There is another responsibility that accompanies every three- and four-star command, although it rarely appears on an organizational chart. Senior leaders like Gen. Donahue are expected to develop the next generation, to build the bench. In the military, being a senior leader means that by definition, you’re not going to be around very long. Retirement looms. Whatever their formal responsibilities, all generals and admirals also have the responsibility of identifying future leaders, mentoring them, challenging them, and preparing them for higher commands. Every senior commander serves not only as a leader of today’s force but as a shaper of tomorrow’s.

That stewardship is one reason Donahue’s departure matters. It is also why the recent departures of leaders such as Gen. Randy George, Gen. Dave Hodne, Lt. Gen. D. A. Sims, Lt. Gen. Joseph McGee, Maj. Gen. Bill Green, and numerous others deserve careful consideration. Civilian leaders have every right to select the military leaders they believe are best suited to execute national policy, and to replace those who, for whatever reason, they believe don’t fit. That principle is fundamental to American democracy and should never be questioned. But as citizens, it’s our responsibility to ensure the politicians who are serving in our name, and with our consent, are making wise and responsible decisions.

In this case, Gen.

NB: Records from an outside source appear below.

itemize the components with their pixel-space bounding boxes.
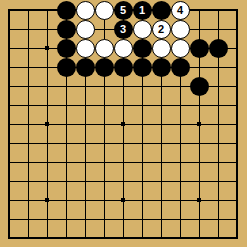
black-stone: [190, 77, 209, 96]
white-stone: [95, 39, 114, 58]
intersection[interactable]: [76, 210, 95, 229]
intersection[interactable]: [228, 210, 247, 229]
intersection[interactable]: [19, 134, 38, 153]
intersection[interactable]: [19, 153, 38, 172]
intersection[interactable]: [19, 1, 38, 20]
intersection[interactable]: 3: [114, 20, 133, 39]
move-number: 1: [139, 5, 145, 16]
intersection[interactable]: [0, 77, 19, 96]
intersection[interactable]: [133, 20, 152, 39]
intersection[interactable]: [228, 172, 247, 191]
go-board-diagram: 51432: [0, 0, 247, 247]
intersection[interactable]: [38, 77, 57, 96]
intersection[interactable]: [114, 134, 133, 153]
intersection[interactable]: [171, 191, 190, 210]
intersection[interactable]: [152, 210, 171, 229]
black-stone: 5: [114, 1, 133, 20]
intersection[interactable]: [228, 153, 247, 172]
black-stone: [152, 58, 171, 77]
intersection[interactable]: [209, 77, 228, 96]
intersection[interactable]: [171, 210, 190, 229]
intersection[interactable]: [95, 115, 114, 134]
intersection[interactable]: [0, 20, 19, 39]
intersection[interactable]: [133, 191, 152, 210]
intersection[interactable]: [19, 20, 38, 39]
intersection[interactable]: [152, 39, 171, 58]
intersection[interactable]: [190, 77, 209, 96]
intersection[interactable]: [114, 58, 133, 77]
intersection[interactable]: [171, 20, 190, 39]
intersection[interactable]: [57, 172, 76, 191]
intersection[interactable]: [76, 1, 95, 20]
intersection[interactable]: [133, 58, 152, 77]
intersection[interactable]: [228, 77, 247, 96]
intersection[interactable]: [38, 1, 57, 20]
white-stone: [114, 39, 133, 58]
intersection[interactable]: [171, 77, 190, 96]
go-board[interactable]: 51432: [0, 1, 247, 247]
intersection[interactable]: [76, 77, 95, 96]
intersection[interactable]: [19, 96, 38, 115]
intersection[interactable]: [133, 134, 152, 153]
intersection[interactable]: [0, 172, 19, 191]
intersection[interactable]: [95, 20, 114, 39]
intersection[interactable]: [152, 191, 171, 210]
intersection[interactable]: [152, 229, 171, 247]
intersection[interactable]: [114, 39, 133, 58]
intersection[interactable]: [152, 77, 171, 96]
intersection[interactable]: [57, 77, 76, 96]
intersection[interactable]: [0, 229, 19, 247]
intersection[interactable]: [57, 229, 76, 247]
black-stone: [133, 39, 152, 58]
black-stone: [57, 39, 76, 58]
intersection[interactable]: [209, 58, 228, 77]
intersection[interactable]: [190, 210, 209, 229]
intersection[interactable]: [133, 229, 152, 247]
intersection[interactable]: [133, 153, 152, 172]
black-stone: [171, 58, 190, 77]
intersection[interactable]: [190, 172, 209, 191]
intersection[interactable]: [19, 58, 38, 77]
black-stone: [57, 1, 76, 20]
intersection[interactable]: [114, 153, 133, 172]
intersection[interactable]: [57, 134, 76, 153]
intersection[interactable]: [171, 96, 190, 115]
intersection[interactable]: [152, 58, 171, 77]
intersection[interactable]: [152, 115, 171, 134]
intersection[interactable]: [114, 115, 133, 134]
intersection[interactable]: [171, 39, 190, 58]
white-stone: 2: [152, 20, 171, 39]
intersection[interactable]: [0, 210, 19, 229]
intersection[interactable]: [19, 172, 38, 191]
intersection[interactable]: [171, 229, 190, 247]
intersection[interactable]: [95, 1, 114, 20]
intersection[interactable]: [76, 134, 95, 153]
intersection[interactable]: [171, 134, 190, 153]
intersection[interactable]: [19, 191, 38, 210]
intersection[interactable]: [95, 77, 114, 96]
intersection[interactable]: [171, 153, 190, 172]
intersection[interactable]: [133, 77, 152, 96]
intersection[interactable]: [57, 1, 76, 20]
intersection[interactable]: [133, 210, 152, 229]
intersection[interactable]: [38, 58, 57, 77]
intersection[interactable]: [95, 96, 114, 115]
intersection[interactable]: [76, 58, 95, 77]
intersection[interactable]: [76, 115, 95, 134]
intersection[interactable]: [171, 58, 190, 77]
intersection[interactable]: [19, 77, 38, 96]
intersection[interactable]: [114, 229, 133, 247]
white-stone: [152, 39, 171, 58]
intersection[interactable]: [0, 134, 19, 153]
intersection[interactable]: [114, 77, 133, 96]
intersection[interactable]: [38, 134, 57, 153]
intersection[interactable]: [190, 96, 209, 115]
intersection[interactable]: [114, 96, 133, 115]
intersection[interactable]: [190, 115, 209, 134]
intersection[interactable]: [0, 115, 19, 134]
black-stone: [76, 58, 95, 77]
intersection[interactable]: 2: [152, 20, 171, 39]
intersection[interactable]: [209, 1, 228, 20]
intersection[interactable]: [57, 210, 76, 229]
intersection[interactable]: [152, 153, 171, 172]
intersection[interactable]: [95, 153, 114, 172]
intersection[interactable]: [76, 153, 95, 172]
intersection[interactable]: [133, 115, 152, 134]
intersection[interactable]: [76, 191, 95, 210]
intersection[interactable]: [228, 58, 247, 77]
intersection[interactable]: [19, 210, 38, 229]
black-stone: [57, 58, 76, 77]
intersection[interactable]: [190, 39, 209, 58]
intersection[interactable]: [57, 58, 76, 77]
black-stone: 1: [133, 1, 152, 20]
intersection[interactable]: [190, 229, 209, 247]
intersection[interactable]: [171, 172, 190, 191]
intersection[interactable]: [38, 191, 57, 210]
move-number: 3: [120, 24, 126, 35]
intersection[interactable]: [95, 210, 114, 229]
white-stone: [76, 1, 95, 20]
intersection[interactable]: [95, 191, 114, 210]
intersection[interactable]: 5: [114, 1, 133, 20]
intersection[interactable]: [38, 153, 57, 172]
intersection[interactable]: [38, 20, 57, 39]
intersection[interactable]: [76, 96, 95, 115]
black-stone: [95, 58, 114, 77]
intersection[interactable]: [228, 229, 247, 247]
intersection[interactable]: [133, 172, 152, 191]
intersection[interactable]: [114, 191, 133, 210]
black-stone: [190, 39, 209, 58]
intersection[interactable]: [95, 39, 114, 58]
intersection[interactable]: [0, 58, 19, 77]
intersection[interactable]: [133, 96, 152, 115]
intersection[interactable]: [0, 96, 19, 115]
intersection[interactable]: [76, 20, 95, 39]
intersection[interactable]: [152, 96, 171, 115]
intersection[interactable]: [38, 115, 57, 134]
intersection[interactable]: [0, 39, 19, 58]
intersection[interactable]: [209, 115, 228, 134]
white-stone: 4: [171, 1, 190, 20]
intersection[interactable]: [57, 115, 76, 134]
intersection[interactable]: [209, 210, 228, 229]
intersection[interactable]: [228, 96, 247, 115]
intersection[interactable]: [95, 172, 114, 191]
intersection[interactable]: [19, 115, 38, 134]
intersection[interactable]: [38, 39, 57, 58]
intersection[interactable]: [57, 39, 76, 58]
intersection[interactable]: [57, 153, 76, 172]
intersection[interactable]: [152, 172, 171, 191]
white-stone: [171, 39, 190, 58]
intersection[interactable]: [228, 191, 247, 210]
intersection[interactable]: [190, 191, 209, 210]
move-number: 4: [177, 5, 183, 16]
black-stone: [57, 20, 76, 39]
intersection[interactable]: [95, 229, 114, 247]
intersection[interactable]: [209, 20, 228, 39]
white-stone: [76, 20, 95, 39]
intersection[interactable]: [152, 1, 171, 20]
white-stone: [171, 20, 190, 39]
intersection[interactable]: [76, 229, 95, 247]
intersection[interactable]: [57, 20, 76, 39]
intersection[interactable]: [114, 210, 133, 229]
move-number: 2: [158, 24, 164, 35]
intersection[interactable]: [114, 172, 133, 191]
black-stone: 3: [114, 20, 133, 39]
intersection[interactable]: [152, 134, 171, 153]
intersection[interactable]: [0, 1, 19, 20]
intersection[interactable]: [209, 229, 228, 247]
intersection[interactable]: 1: [133, 1, 152, 20]
intersection[interactable]: [228, 134, 247, 153]
white-stone: [95, 1, 114, 20]
intersection[interactable]: [38, 210, 57, 229]
black-stone: [133, 58, 152, 77]
intersection[interactable]: [228, 115, 247, 134]
intersection[interactable]: [209, 172, 228, 191]
intersection[interactable]: [190, 20, 209, 39]
intersection[interactable]: [209, 191, 228, 210]
intersection[interactable]: [0, 191, 19, 210]
intersection[interactable]: [57, 96, 76, 115]
intersection[interactable]: [0, 153, 19, 172]
intersection[interactable]: [76, 172, 95, 191]
intersection[interactable]: [38, 96, 57, 115]
intersection[interactable]: [19, 229, 38, 247]
intersection[interactable]: [133, 39, 152, 58]
intersection[interactable]: [171, 115, 190, 134]
intersection[interactable]: [190, 58, 209, 77]
intersection[interactable]: [38, 229, 57, 247]
intersection[interactable]: [209, 153, 228, 172]
black-stone: [114, 58, 133, 77]
black-stone: [209, 39, 228, 58]
intersection[interactable]: 4: [171, 1, 190, 20]
intersection[interactable]: [76, 39, 95, 58]
intersection[interactable]: [190, 1, 209, 20]
intersection[interactable]: [209, 39, 228, 58]
intersection[interactable]: [228, 1, 247, 20]
intersection[interactable]: [190, 153, 209, 172]
intersection[interactable]: [19, 39, 38, 58]
intersection[interactable]: [228, 20, 247, 39]
intersection[interactable]: [228, 39, 247, 58]
white-stone: [133, 20, 152, 39]
white-stone: [76, 39, 95, 58]
intersection[interactable]: [190, 134, 209, 153]
intersection[interactable]: [95, 58, 114, 77]
black-stone: [152, 1, 171, 20]
intersection[interactable]: [38, 172, 57, 191]
intersection[interactable]: [209, 96, 228, 115]
intersection[interactable]: [209, 134, 228, 153]
intersection[interactable]: [95, 134, 114, 153]
move-number: 5: [120, 5, 126, 16]
intersection[interactable]: [57, 191, 76, 210]
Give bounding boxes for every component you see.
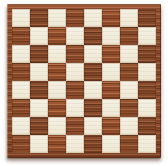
- square-e2: [84, 117, 102, 135]
- square-h1: [138, 135, 156, 153]
- square-f8: [102, 9, 120, 27]
- square-f2: [102, 117, 120, 135]
- square-b5: [30, 63, 48, 81]
- square-f3: [102, 99, 120, 117]
- square-g1: [120, 135, 138, 153]
- square-a6: [12, 45, 30, 63]
- square-a3: [12, 99, 30, 117]
- board-squares: [12, 9, 156, 153]
- square-h7: [138, 27, 156, 45]
- square-a7: [12, 27, 30, 45]
- square-h8: [138, 9, 156, 27]
- square-a2: [12, 117, 30, 135]
- square-c7: [48, 27, 66, 45]
- square-f7: [102, 27, 120, 45]
- square-e5: [84, 63, 102, 81]
- product-photo-background: [0, 0, 168, 166]
- square-g7: [120, 27, 138, 45]
- square-h2: [138, 117, 156, 135]
- square-c4: [48, 81, 66, 99]
- square-b1: [30, 135, 48, 153]
- square-a4: [12, 81, 30, 99]
- square-e3: [84, 99, 102, 117]
- square-c6: [48, 45, 66, 63]
- square-h5: [138, 63, 156, 81]
- square-a8: [12, 9, 30, 27]
- square-d3: [66, 99, 84, 117]
- square-d2: [66, 117, 84, 135]
- square-f1: [102, 135, 120, 153]
- square-a5: [12, 63, 30, 81]
- square-b3: [30, 99, 48, 117]
- square-d5: [66, 63, 84, 81]
- square-d7: [66, 27, 84, 45]
- square-f6: [102, 45, 120, 63]
- square-h6: [138, 45, 156, 63]
- square-b4: [30, 81, 48, 99]
- square-b2: [30, 117, 48, 135]
- square-a1: [12, 135, 30, 153]
- square-b7: [30, 27, 48, 45]
- square-c8: [48, 9, 66, 27]
- square-e1: [84, 135, 102, 153]
- square-b6: [30, 45, 48, 63]
- square-d8: [66, 9, 84, 27]
- square-h4: [138, 81, 156, 99]
- square-d1: [66, 135, 84, 153]
- square-c2: [48, 117, 66, 135]
- square-g3: [120, 99, 138, 117]
- square-c1: [48, 135, 66, 153]
- square-d4: [66, 81, 84, 99]
- square-g4: [120, 81, 138, 99]
- square-e7: [84, 27, 102, 45]
- square-g2: [120, 117, 138, 135]
- square-h3: [138, 99, 156, 117]
- chessboard: [7, 4, 161, 158]
- square-e8: [84, 9, 102, 27]
- square-c5: [48, 63, 66, 81]
- square-e6: [84, 45, 102, 63]
- square-g8: [120, 9, 138, 27]
- square-g5: [120, 63, 138, 81]
- square-c3: [48, 99, 66, 117]
- square-b8: [30, 9, 48, 27]
- square-e4: [84, 81, 102, 99]
- square-g6: [120, 45, 138, 63]
- square-f5: [102, 63, 120, 81]
- square-d6: [66, 45, 84, 63]
- square-f4: [102, 81, 120, 99]
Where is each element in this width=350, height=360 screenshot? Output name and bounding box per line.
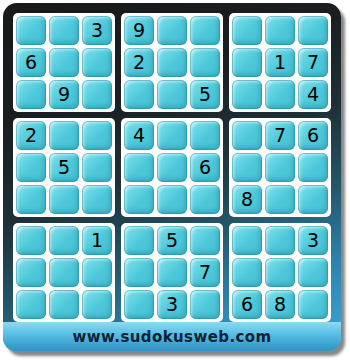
cell-r4c3[interactable] — [82, 121, 112, 150]
cell-r8c3[interactable] — [82, 258, 112, 287]
cell-r6c1[interactable] — [16, 185, 46, 214]
given-digit: 2 — [133, 53, 145, 72]
box-3-1: 1 — [13, 223, 115, 322]
given-digit: 2 — [25, 126, 37, 145]
cell-r3c4[interactable] — [124, 80, 154, 109]
cell-r3c2[interactable]: 9 — [49, 80, 79, 109]
cell-r9c8[interactable]: 8 — [265, 290, 295, 319]
cell-r4c9[interactable]: 6 — [298, 121, 328, 150]
footer-band: www.sudokusweb.com — [3, 322, 341, 351]
cell-r5c2[interactable]: 5 — [49, 153, 79, 182]
sudoku-grid: 36992517425467681573368 — [3, 3, 341, 322]
given-digit: 6 — [199, 158, 211, 177]
cell-r9c1[interactable] — [16, 290, 46, 319]
cell-r9c2[interactable] — [49, 290, 79, 319]
sudoku-board: 36992517425467681573368 www.sudokusweb.c… — [3, 3, 341, 351]
given-digit: 5 — [166, 231, 178, 250]
cell-r6c6[interactable] — [190, 185, 220, 214]
cell-r1c1[interactable] — [16, 16, 46, 45]
box-3-2: 573 — [121, 223, 223, 322]
cell-r5c4[interactable] — [124, 153, 154, 182]
cell-r8c1[interactable] — [16, 258, 46, 287]
cell-r2c9[interactable]: 7 — [298, 48, 328, 77]
given-digit: 8 — [274, 295, 286, 314]
given-digit: 4 — [307, 85, 319, 104]
cell-r8c9[interactable] — [298, 258, 328, 287]
box-2-2: 46 — [121, 118, 223, 217]
box-1-1: 369 — [13, 13, 115, 112]
cell-r6c5[interactable] — [157, 185, 187, 214]
given-digit: 6 — [25, 53, 37, 72]
given-digit: 8 — [241, 190, 253, 209]
cell-r1c5[interactable] — [157, 16, 187, 45]
cell-r7c3[interactable]: 1 — [82, 226, 112, 255]
cell-r9c7[interactable]: 6 — [232, 290, 262, 319]
cell-r8c4[interactable] — [124, 258, 154, 287]
cell-r4c4[interactable]: 4 — [124, 121, 154, 150]
cell-r2c3[interactable] — [82, 48, 112, 77]
given-digit: 7 — [199, 263, 211, 282]
given-digit: 5 — [58, 158, 70, 177]
cell-r9c5[interactable]: 3 — [157, 290, 187, 319]
box-1-2: 925 — [121, 13, 223, 112]
cell-r5c5[interactable] — [157, 153, 187, 182]
cell-r7c7[interactable] — [232, 226, 262, 255]
cell-r3c6[interactable]: 5 — [190, 80, 220, 109]
cell-r1c7[interactable] — [232, 16, 262, 45]
cell-r1c6[interactable] — [190, 16, 220, 45]
cell-r9c4[interactable] — [124, 290, 154, 319]
cell-r3c1[interactable] — [16, 80, 46, 109]
cell-r9c3[interactable] — [82, 290, 112, 319]
cell-r3c3[interactable] — [82, 80, 112, 109]
cell-r4c5[interactable] — [157, 121, 187, 150]
given-digit: 1 — [91, 231, 103, 250]
cell-r7c6[interactable] — [190, 226, 220, 255]
cell-r6c8[interactable] — [265, 185, 295, 214]
cell-r2c7[interactable] — [232, 48, 262, 77]
cell-r2c5[interactable] — [157, 48, 187, 77]
cell-r7c8[interactable] — [265, 226, 295, 255]
cell-r4c7[interactable] — [232, 121, 262, 150]
cell-r6c2[interactable] — [49, 185, 79, 214]
cell-r9c6[interactable] — [190, 290, 220, 319]
box-2-3: 768 — [229, 118, 331, 217]
box-3-3: 368 — [229, 223, 331, 322]
cell-r4c1[interactable]: 2 — [16, 121, 46, 150]
cell-r8c5[interactable] — [157, 258, 187, 287]
cell-r7c1[interactable] — [16, 226, 46, 255]
cell-r1c3[interactable]: 3 — [82, 16, 112, 45]
cell-r2c1[interactable]: 6 — [16, 48, 46, 77]
given-digit: 6 — [241, 295, 253, 314]
cell-r8c2[interactable] — [49, 258, 79, 287]
cell-r3c5[interactable] — [157, 80, 187, 109]
cell-r5c1[interactable] — [16, 153, 46, 182]
cell-r5c7[interactable] — [232, 153, 262, 182]
cell-r1c4[interactable]: 9 — [124, 16, 154, 45]
box-1-3: 174 — [229, 13, 331, 112]
given-digit: 7 — [274, 126, 286, 145]
given-digit: 3 — [166, 295, 178, 314]
box-2-1: 25 — [13, 118, 115, 217]
cell-r7c5[interactable]: 5 — [157, 226, 187, 255]
cell-r2c6[interactable] — [190, 48, 220, 77]
cell-r2c8[interactable]: 1 — [265, 48, 295, 77]
cell-r9c9[interactable] — [298, 290, 328, 319]
cell-r5c3[interactable] — [82, 153, 112, 182]
given-digit: 4 — [133, 126, 145, 145]
cell-r3c9[interactable]: 4 — [298, 80, 328, 109]
given-digit: 5 — [199, 85, 211, 104]
cell-r5c6[interactable]: 6 — [190, 153, 220, 182]
cell-r7c9[interactable]: 3 — [298, 226, 328, 255]
cell-r4c8[interactable]: 7 — [265, 121, 295, 150]
cell-r8c6[interactable]: 7 — [190, 258, 220, 287]
cell-r7c4[interactable] — [124, 226, 154, 255]
given-digit: 3 — [91, 21, 103, 40]
cell-r2c4[interactable]: 2 — [124, 48, 154, 77]
cell-r6c9[interactable] — [298, 185, 328, 214]
given-digit: 6 — [307, 126, 319, 145]
cell-r5c9[interactable] — [298, 153, 328, 182]
cell-r3c7[interactable] — [232, 80, 262, 109]
cell-r3c8[interactable] — [265, 80, 295, 109]
cell-r1c2[interactable] — [49, 16, 79, 45]
footer-url: www.sudokusweb.com — [72, 328, 271, 346]
given-digit: 9 — [133, 21, 145, 40]
given-digit: 1 — [274, 53, 286, 72]
cell-r4c2[interactable] — [49, 121, 79, 150]
cell-r7c2[interactable] — [49, 226, 79, 255]
given-digit: 3 — [307, 231, 319, 250]
cell-r6c7[interactable]: 8 — [232, 185, 262, 214]
cell-r8c8[interactable] — [265, 258, 295, 287]
cell-r4c6[interactable] — [190, 121, 220, 150]
given-digit: 9 — [58, 85, 70, 104]
cell-r1c8[interactable] — [265, 16, 295, 45]
cell-r8c7[interactable] — [232, 258, 262, 287]
cell-r1c9[interactable] — [298, 16, 328, 45]
cell-r5c8[interactable] — [265, 153, 295, 182]
cell-r6c3[interactable] — [82, 185, 112, 214]
cell-r2c2[interactable] — [49, 48, 79, 77]
cell-r6c4[interactable] — [124, 185, 154, 214]
given-digit: 7 — [307, 53, 319, 72]
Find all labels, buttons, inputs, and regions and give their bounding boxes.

Donahue’s departure does not occur in isolation, but is rather in combination with the removal of other capable senior officers. Secretary Hegseth has now overseen the removal or early retirement of more than two dozen senior officers across the armed forces. Each individual case may have its own explanation. Yet taken together, they represent a significant loss of experience, mentorship, and institutional knowledge accumulated over decades. A healthy forest can survive the loss of a few mature trees. What it cannot easily replace is an entire generation of growth.

The Army will endure. It always has. New leaders will emerge, responsibilities will be assumed, and the institution will continue its mission. But long after Hegseth has left his office, the echoes of his decisions and unexplained actions will still be reverberating in the leadership of the military.